THE CHEESE MITE. (Acarus siro.)
These destructive little creatures differ from spiders in having the thorax and abdomen united and covered with the same skin, though it is contracted in one part. They have also, when young, only six legs, though the two others appear afterwards; and their feet are armed with strong hooks, which enable them to retain hold of the cheese or other food, in which they take up their abode. Their bodies are covered with hair, and their mouths are furnished with strong mandibles, with which they soon hew down huge rocks and mountains of cheese. The eggs of these Mites are so small, that it has been computed that a pigeon’s egg would contain thirty millions of them. It must be observed that this Mite is only found in dry cheese, in which it looks like reddish dust. The cheese-hopper, found in moist rotten cheese, is the maggot of a kind of fly. (Piophila Casei.)
§ IV. Insects.
Insects have all six legs and two antennæ or feelers; and though the transformations they undergo differ slightly in the different kinds, the following is the order in which they occur:—The perfect insect lays eggs, which when hatched produce larvæ; and which are called grubs when they belong to beetles, maggots to flies, and caterpillars to butterflies and moths.
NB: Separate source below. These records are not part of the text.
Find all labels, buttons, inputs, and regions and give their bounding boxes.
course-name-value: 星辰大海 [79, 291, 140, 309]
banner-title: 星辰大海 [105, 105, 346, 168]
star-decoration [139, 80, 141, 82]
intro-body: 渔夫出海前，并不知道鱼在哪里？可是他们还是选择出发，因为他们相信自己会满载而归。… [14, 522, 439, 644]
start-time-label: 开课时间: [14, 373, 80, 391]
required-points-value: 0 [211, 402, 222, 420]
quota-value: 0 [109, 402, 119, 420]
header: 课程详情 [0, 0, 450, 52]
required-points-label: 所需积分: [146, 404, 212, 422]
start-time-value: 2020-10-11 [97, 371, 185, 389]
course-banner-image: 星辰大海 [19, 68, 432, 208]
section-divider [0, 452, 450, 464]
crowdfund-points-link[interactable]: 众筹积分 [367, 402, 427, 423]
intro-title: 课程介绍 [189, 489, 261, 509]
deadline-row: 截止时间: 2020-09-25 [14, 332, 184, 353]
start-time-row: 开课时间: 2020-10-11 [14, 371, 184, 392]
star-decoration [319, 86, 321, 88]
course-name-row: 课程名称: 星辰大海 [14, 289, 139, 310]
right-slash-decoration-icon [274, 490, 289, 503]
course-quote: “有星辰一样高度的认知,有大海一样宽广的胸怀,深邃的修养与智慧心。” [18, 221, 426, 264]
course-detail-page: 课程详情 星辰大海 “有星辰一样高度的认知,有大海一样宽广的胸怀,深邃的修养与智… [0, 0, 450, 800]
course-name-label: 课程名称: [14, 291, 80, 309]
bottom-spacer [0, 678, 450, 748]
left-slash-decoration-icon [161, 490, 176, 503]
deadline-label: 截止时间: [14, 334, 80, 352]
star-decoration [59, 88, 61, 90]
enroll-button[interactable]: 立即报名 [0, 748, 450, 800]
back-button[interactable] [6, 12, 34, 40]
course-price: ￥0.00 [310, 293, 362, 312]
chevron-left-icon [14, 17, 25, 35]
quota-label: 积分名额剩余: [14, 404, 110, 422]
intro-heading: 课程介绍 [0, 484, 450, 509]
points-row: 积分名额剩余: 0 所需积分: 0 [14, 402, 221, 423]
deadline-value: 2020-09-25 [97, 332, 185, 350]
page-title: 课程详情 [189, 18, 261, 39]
These larvæ eat voraciously; and as they rapidly increase in size, they generally moult, that is, change their skins, two or three times. When the larvæ are full grown, they go into the pupa state, in which they remain torpid and without food for a considerable length of time, sometimes first spinning a loose covering for the pupa called a cocoon. The pupa is generally called a chrysalis; but it is also sometimes called a nymph, and sometimes an aurelia. The last transformation is when the insect breaks from its covering in a perfect form, when it is called the imago. There are, however, some insects which are active throughout their lives, and in these the larvæ and pupæ are very similar to the perfect insect. The perfect insect is divided into three segments, or parts, called the head, the thorax, and the abdomen.
Order I. Coleoptera, or Beetles.
The larva of the beetle is a grub, which often continues in that state three or four years, eating voraciously during the whole period. When full grown it in most cases either descends into the ground, where it undergoes its transformations, first into a nymph, or pupa, and then into a beetle; or it makes itself a rough cocoon of bits of stick and dead leaves, in which it changes into a pupa, and afterwards into a beetle. The wood-eating beetles undergo their transformations in the tree on which they feed. The pupa of the beetle is termed incomplete, because all the parts of the insect are visible in it, instead of being enclosed in one thick covering, as in the moths and butterflies. The head of the beetle is furnished with two compound eyes; two antennæ (differing in shape in the various species, but having usually eleven joints); and a mouth, consisting of a labrum, or upper lip, a labium, or under lip, two mandibles, or upper jaws, and two maxillæ, or under jaws. There is also the mentum, or chin, and a part called the clypeus, to which the upper lip is attached.
The thorax is the part which supports the legs and wings. The legs are divided into five portions, of which the part terminated by the claw is called the tarsus. There are two membranous wings, covered by two hardened wings or wing-cases, called the elytra, which generally open by a straight line down the back; and hence the name of Coleoptera, which signifies wing in a case: the abdomen is simply the body.
The number of beetles is very great, and indeed Mr. Westwood informs us that more than thirty thousand species have been described, of which about three thousand five hundred are natives of Britain.